There will also be further support for sheep farmers and beef producers.
But fears have been raised that changes to EU subsidies could cost farmers in south west Scotland £90m.
Rural Affairs Secretary Richard Lochhead detailed how the new Common Agricultural Policy (CAP) will be implemented in Scotland during a statement at Holyrood.
He told MSPs he was "under no illusions" that the package would please everyone.
He said: "Some farmers, who were disadvantaged under the old CAP, will finally move towards a level playing field.
"Others will see their payments go down."
The measures include:
- Land with no agricultural activity to be removed from the payment regime.
- Sporting estates to be excluded from receiving direct farm payments unless they can prove they are a genuine farm business.
- Basic direct farm payments to be capped at about £400,000 a year, after labour costs, to address the issue of huge individual payments.
- A £45m three-year beef improvement scheme and a "coupled support scheme" for sheep producers to be introduced.
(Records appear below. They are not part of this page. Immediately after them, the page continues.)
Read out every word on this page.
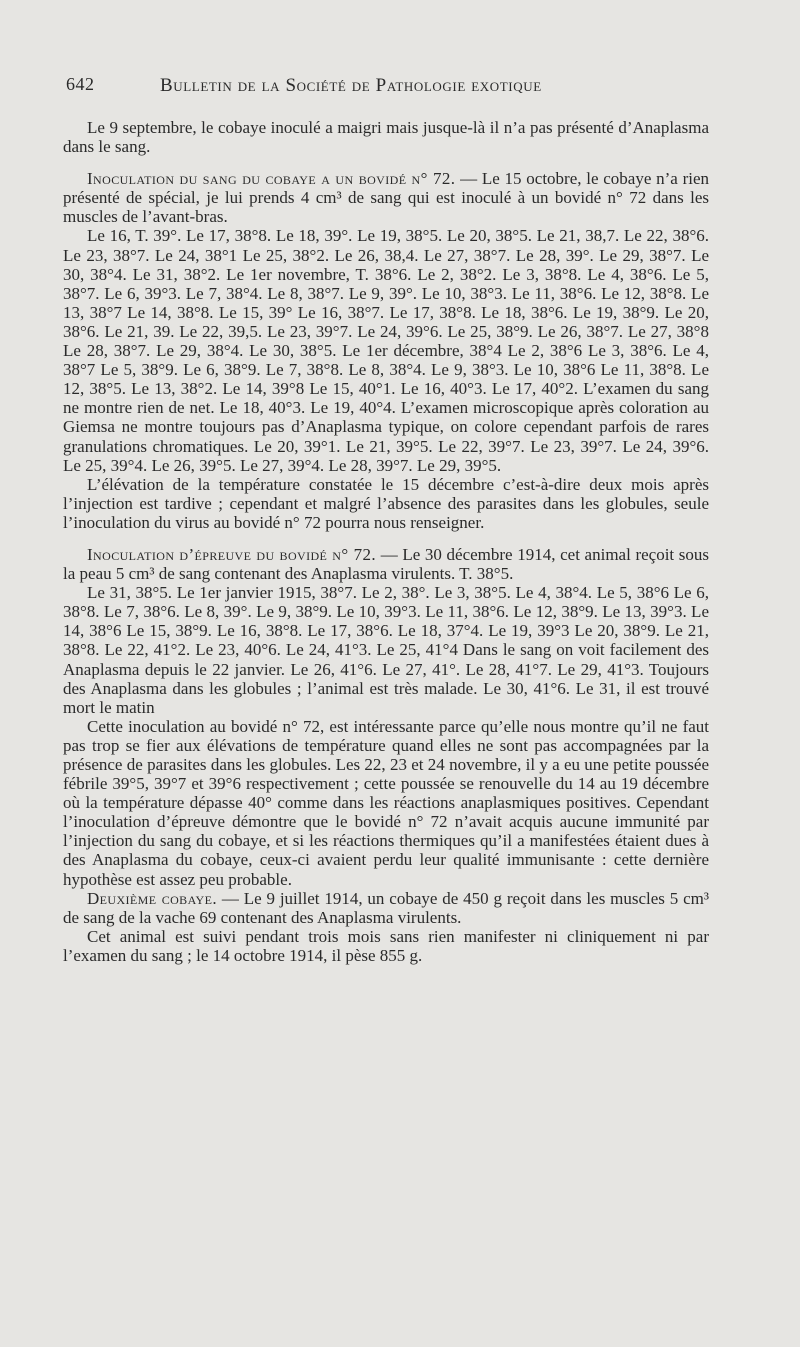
642	Bulletin de la Société de Pathologie exotique

Le 9 septembre, le cobaye inoculé a maigri mais jusque-là il n’a pas présenté d’Anaplasma dans le sang.

Inoculation du sang du cobaye a un bovidé n° 72. — Le 15 octobre, le cobaye n’a rien présenté de spécial, je lui prends 4 cm³ de sang qui est inoculé à un bovidé n° 72 dans les muscles de l’avant-bras.

Le 16, T. 39°. Le 17, 38°8. Le 18, 39°. Le 19, 38°5. Le 20, 38°5. Le 21, 38,7. Le 22, 38°6. Le 23, 38°7. Le 24, 38°1 Le 25, 38°2. Le 26, 38,4. Le 27, 38°7. Le 28, 39°. Le 29, 38°7. Le 30, 38°4. Le 31, 38°2. Le 1er novembre, T. 38°6. Le 2, 38°2. Le 3, 38°8. Le 4, 38°6. Le 5, 38°7. Le 6, 39°3. Le 7, 38°4. Le 8, 38°7. Le 9, 39°. Le 10, 38°3. Le 11, 38°6. Le 12, 38°8. Le 13, 38°7 Le 14, 38°8. Le 15, 39° Le 16, 38°7. Le 17, 38°8. Le 18, 38°6. Le 19, 38°9. Le 20, 38°6. Le 21, 39. Le 22, 39,5. Le 23, 39°7. Le 24, 39°6. Le 25, 38°9. Le 26, 38°7. Le 27, 38°8 Le 28, 38°7. Le 29, 38°4. Le 30, 38°5. Le 1er décembre, 38°4 Le 2, 38°6 Le 3, 38°6. Le 4, 38°7 Le 5, 38°9. Le 6, 38°9. Le 7, 38°8. Le 8, 38°4. Le 9, 38°3. Le 10, 38°6 Le 11, 38°8. Le 12, 38°5. Le 13, 38°2. Le 14, 39°8 Le 15, 40°1. Le 16, 40°3. Le 17, 40°2. L’examen du sang ne montre rien de net. Le 18, 40°3. Le 19, 40°4. L’examen microscopique après coloration au Giemsa ne montre toujours pas d’Anaplasma typique, on colore cependant parfois de rares granulations chromatiques. Le 20, 39°1. Le 21, 39°5. Le 22, 39°7. Le 23, 39°7. Le 24, 39°6. Le 25, 39°4. Le 26, 39°5. Le 27, 39°4. Le 28, 39°7. Le 29, 39°5.

L’élévation de la température constatée le 15 décembre c’est-à-dire deux mois après l’injection est tardive ; cependant et malgré l’absence des parasites dans les globules, seule l’inoculation du virus au bovidé n° 72 pourra nous renseigner.

Inoculation d’épreuve du bovidé n° 72. — Le 30 décembre 1914, cet animal reçoit sous la peau 5 cm³ de sang contenant des Anaplasma virulents. T. 38°5.

Le 31, 38°5. Le 1er janvier 1915, 38°7. Le 2, 38°. Le 3, 38°5. Le 4, 38°4. Le 5, 38°6 Le 6, 38°8. Le 7, 38°6. Le 8, 39°. Le 9, 38°9. Le 10, 39°3. Le 11, 38°6. Le 12, 38°9. Le 13, 39°3. Le 14, 38°6 Le 15, 38°9. Le 16, 38°8. Le 17, 38°6. Le 18, 37°4. Le 19, 39°3 Le 20, 38°9. Le 21, 38°8. Le 22, 41°2. Le 23, 40°6. Le 24, 41°3. Le 25, 41°4 Dans le sang on voit facilement des Anaplasma depuis le 22 janvier. Le 26, 41°6. Le 27, 41°. Le 28, 41°7. Le 29, 41°3. Toujours des Anaplasma dans les globules ; l’animal est très malade. Le 30, 41°6. Le 31, il est trouvé mort le matin

Cette inoculation au bovidé n° 72, est intéressante parce qu’elle nous montre qu’il ne faut pas trop se fier aux élévations de température quand elles ne sont pas accompagnées par la présence de parasites dans les globules. Les 22, 23 et 24 novembre, il y a eu une petite poussée fébrile 39°5, 39°7 et 39°6 respectivement ; cette poussée se renouvelle du 14 au 19 décembre où la température dépasse 40° comme dans les réactions anaplasmiques positives. Cependant l’inoculation d’épreuve démontre que le bovidé n° 72 n’avait acquis aucune immunité par l’injection du sang du cobaye, et si les réactions thermiques qu’il a manifestées étaient dues à des Anaplasma du cobaye, ceux-ci avaient perdu leur qualité immunisante : cette dernière hypothèse est assez peu probable.

Deuxième cobaye. — Le 9 juillet 1914, un cobaye de 450 g reçoit dans les muscles 5 cm³ de sang de la vache 69 contenant des Anaplasma virulents.

Cet animal est suivi pendant trois mois sans rien manifester ni cliniquement ni par l’examen du sang ; le 14 octobre 1914, il pèse 855 g.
A five-year transition between 2015 and 2019 for the move from historic to area-based farm payments, which is required by Europe, is also proposed.
Mr Lochhead said the Scottish government had "strained every sinew" to come up with a "production-based and sustainable agricultural policy".
He added: "Scottish agriculture underpins our rural economy and rural communities and is itself underpinned by the CAP.
"As I have always been clear, it is therefore vital that the new CAP supports farming and food production, as well as responsible land use, and strikes the right balance between flexibility and complexity.
"I am confident this is the best possible CAP package for Scotland under the circumstances, and will lay the foundations for a successful Scottish agricultural sector for years to come."
The CAP system covers farming, environmental measures and rural development, and controls EU agricultural markets.
Farmers in some parts of Scotland believe the changes could have a serious effect.
Dumfries and Galloway councillor Colin Smyth warned any reduction in funding would be "difficult to bounce back from".
He said the region already faced challenges from high youth unemployment, a low level of "higher value" jobs and fuel poverty.
Andrew McCornick, regional chairman of the National Farmers Union Scotland (NFUS), said it shared concerns over the CAP reforms next year.
"Our regional economy relies heavily on agriculture which in turn engages a whole host of supply and service industry jobs whilst maintaining the region's distinctive countryside as a tourism asset," he said.
"We share the same desire to get the best possible deal from the Scottish government, in order to adapt to the coming challenges as effectively as possible, whilst minimising the detrimental effects of the many millions of pounds that will no longer enter the region's economy."
Conservative MSP Alex Fergusson said it was a fact that "vast amounts of money are going to be taken out of the most productive areas of Scotland."
He called on the government to "mitigate against the serious economic impact of that as these measures begin to bite."
Labour's Claire Baker welcomed the measures to tackle slipper farming and sporting estates.
She said: "The set of decisions were always going to be challenging and I appreciate how difficult it is to get the balance right.
"But the Cabinet Secretary recognised that there were calls for a quicker transition (to area-based payments), and there are concerns that 2019 is at the top end of a transaction period."